The goal of my research is to leverage network analysis techniques to uncover how the brain mediates sex hormone influences on gendered behavior across the lifespan. Specifically, my data science research concerns the creation and application of person-specific connectivity analyses, such as unified structural equation models, to time series data; these are intensive longitudinal data, including functional neuroimages, daily diaries, and observations. I then use these data science methods to investigate the links between androgens (e.g., testosterone) and estradiol at key developmental periods, such as puberty, and behaviors that typically show sex differences, including aspects of cognition and psychopathology.
Kai S. Cortina, PhD, is Professor of Psychology in the College of Literature, Science, and the Arts at the University of Michigan, Ann Arbor.
Prof. Cortina’s major research revolves around the understanding of children’s and adolescents’ pathways into adulthood and the role of the educational system in this process. The academic and psycho-social development is analyzed from a life-span perspective exclusively analyzing longitudinal data over longer periods of time (e.g., from middle school to young adulthood). The hierarchical structure of the school system (student/classroom/school/district/state/nations) requires the use of statistical tools that can handle these kind of nested data.
Jeffrey S. McCullough, PhD, is Associate Professor in the department of Health Management and Policy in the School of Public Health at the University of Michigan, Ann Arbor.
Prof. McCullough’s research focuses on technology and innovation in health care with an emphasis on information technology (IT), pharmaceuticals, and empirical methods.

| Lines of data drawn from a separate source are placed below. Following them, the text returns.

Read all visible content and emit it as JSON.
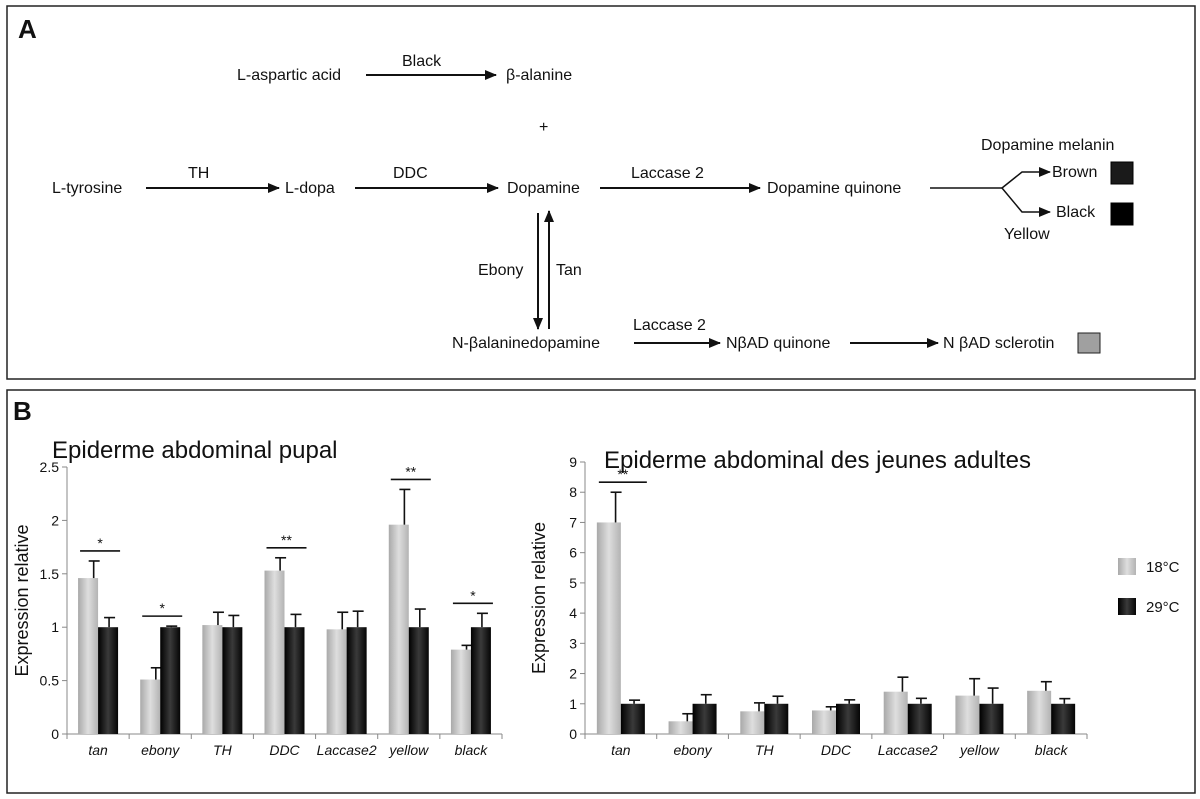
{
  "panels": {
    "a": "A",
    "b": "B"
  },
  "pathway": {
    "aspartic": "L-aspartic acid",
    "black_enzyme": "Black",
    "alanine": "β-alanine",
    "plus": "+",
    "tyrosine": "L-tyrosine",
    "th": "TH",
    "ldopa": "L-dopa",
    "ddc": "DDC",
    "dopamine": "Dopamine",
    "laccase_top": "Laccase 2",
    "quinone": "Dopamine quinone",
    "melanin": "Dopamine melanin",
    "brown": "Brown",
    "black": "Black",
    "yellow": "Yellow",
    "ebony": "Ebony",
    "tan": "Tan",
    "nbad": "N-βalaninedopamine",
    "laccase_bottom": "Laccase 2",
    "nbad_quinone": "NβAD quinone",
    "sclerotin": "N βAD sclerotin"
  },
  "colors": {
    "box_brown": "#1a1a1a",
    "box_black": "#000000",
    "box_sclerotin": "#a0a0a0",
    "bar_18": "#c4c4c4",
    "bar_29": "#161616"
  },
  "legend": {
    "s18": "18°C",
    "s29": "29°C"
  },
  "chart_data": [
    {
      "type": "bar",
      "title": "Epiderme abdominal pupal",
      "ylabel": "Expression relative",
      "categories": [
        "tan",
        "ebony",
        "TH",
        "DDC",
        "Laccase2",
        "yellow",
        "black"
      ],
      "ylim": [
        0,
        2.5
      ],
      "yticks": [
        "0",
        "0.5",
        "1",
        "1.5",
        "2",
        "2.5"
      ],
      "series": [
        {
          "name": "18°C",
          "values": [
            1.46,
            0.51,
            1.02,
            1.53,
            0.98,
            1.96,
            0.79
          ],
          "errors": [
            0.16,
            0.11,
            0.12,
            0.12,
            0.16,
            0.33,
            0.04
          ]
        },
        {
          "name": "29°C",
          "values": [
            1.0,
            1.0,
            1.0,
            1.0,
            1.0,
            1.0,
            1.0
          ],
          "errors": [
            0.09,
            0.01,
            0.11,
            0.12,
            0.15,
            0.17,
            0.13
          ]
        }
      ],
      "significance": [
        "*",
        "*",
        "",
        "**",
        "",
        "**",
        "*"
      ]
    },
    {
      "type": "bar",
      "title": "Epiderme abdominal des jeunes adultes",
      "ylabel": "Expression relative",
      "categories": [
        "tan",
        "ebony",
        "TH",
        "DDC",
        "Laccase2",
        "yellow",
        "black"
      ],
      "ylim": [
        0,
        9
      ],
      "yticks": [
        "0",
        "1",
        "2",
        "3",
        "4",
        "5",
        "6",
        "7",
        "8",
        "9"
      ],
      "series": [
        {
          "name": "18°C",
          "values": [
            7.0,
            0.42,
            0.75,
            0.78,
            1.4,
            1.27,
            1.43
          ],
          "errors": [
            1.0,
            0.25,
            0.28,
            0.12,
            0.48,
            0.56,
            0.3
          ]
        },
        {
          "name": "29°C",
          "values": [
            1.0,
            1.0,
            1.0,
            1.0,
            1.0,
            1.0,
            1.0
          ],
          "errors": [
            0.12,
            0.3,
            0.25,
            0.13,
            0.18,
            0.52,
            0.17
          ]
        }
      ],
      "significance": [
        "**",
        "",
        "",
        "",
        "",
        "",
        ""
      ]
    }
  ]
}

Many of his studies explored the effect of electronic health record (EHR) systems on health care quality and productivity. While the short-run gains from health IT adoption may be modest, these technologies form the foundation for a health information infrastructure. As scientists are just beginning to understand how to harness and apply medical information, this problem is complicated by the sheer complexity of medical care, the heterogeneity across patients, and the importance of treatment selection. His current work draws on methods from both machine learning and econometrics to address these issues. Current pharmaceutical studies examine the roles of consumer heterogeneity and learning about the value of products as well as the effect of direct-to-consumer advertising on health.
Dr. Suzuki is a behavioral scientist and has major research interests in examining and intervening mediational social determinants factors of health behaviors and health outcomes across lifespan. She analyzes the National Health Interview Survey, Medical Expenditure Panel Survey, National Health and Nutrition Examination Survey as well as the Flint regional medical records to understand the factors associating with poor health outcomes among people with disabilities including children and aging.
My core intellectual interest is the way in which parenting behaviors, like the use of physical punishment, or parental expressions of emotional warmth, have an effect on child outcomes like aggression, antisocial behavior, anxiety and depression, and how these dynamics play out across contexts, neighborhoods, and cultures. A lot of my work is done with international samples. In my work I use statistical models, like multilevel models and some econometric models, and software like Stata, R, HLM and ArcGIS, to examine things like growth and change over time, or community, school or parent effects on children and families. I have emerging interests in text-mining and natural language processing.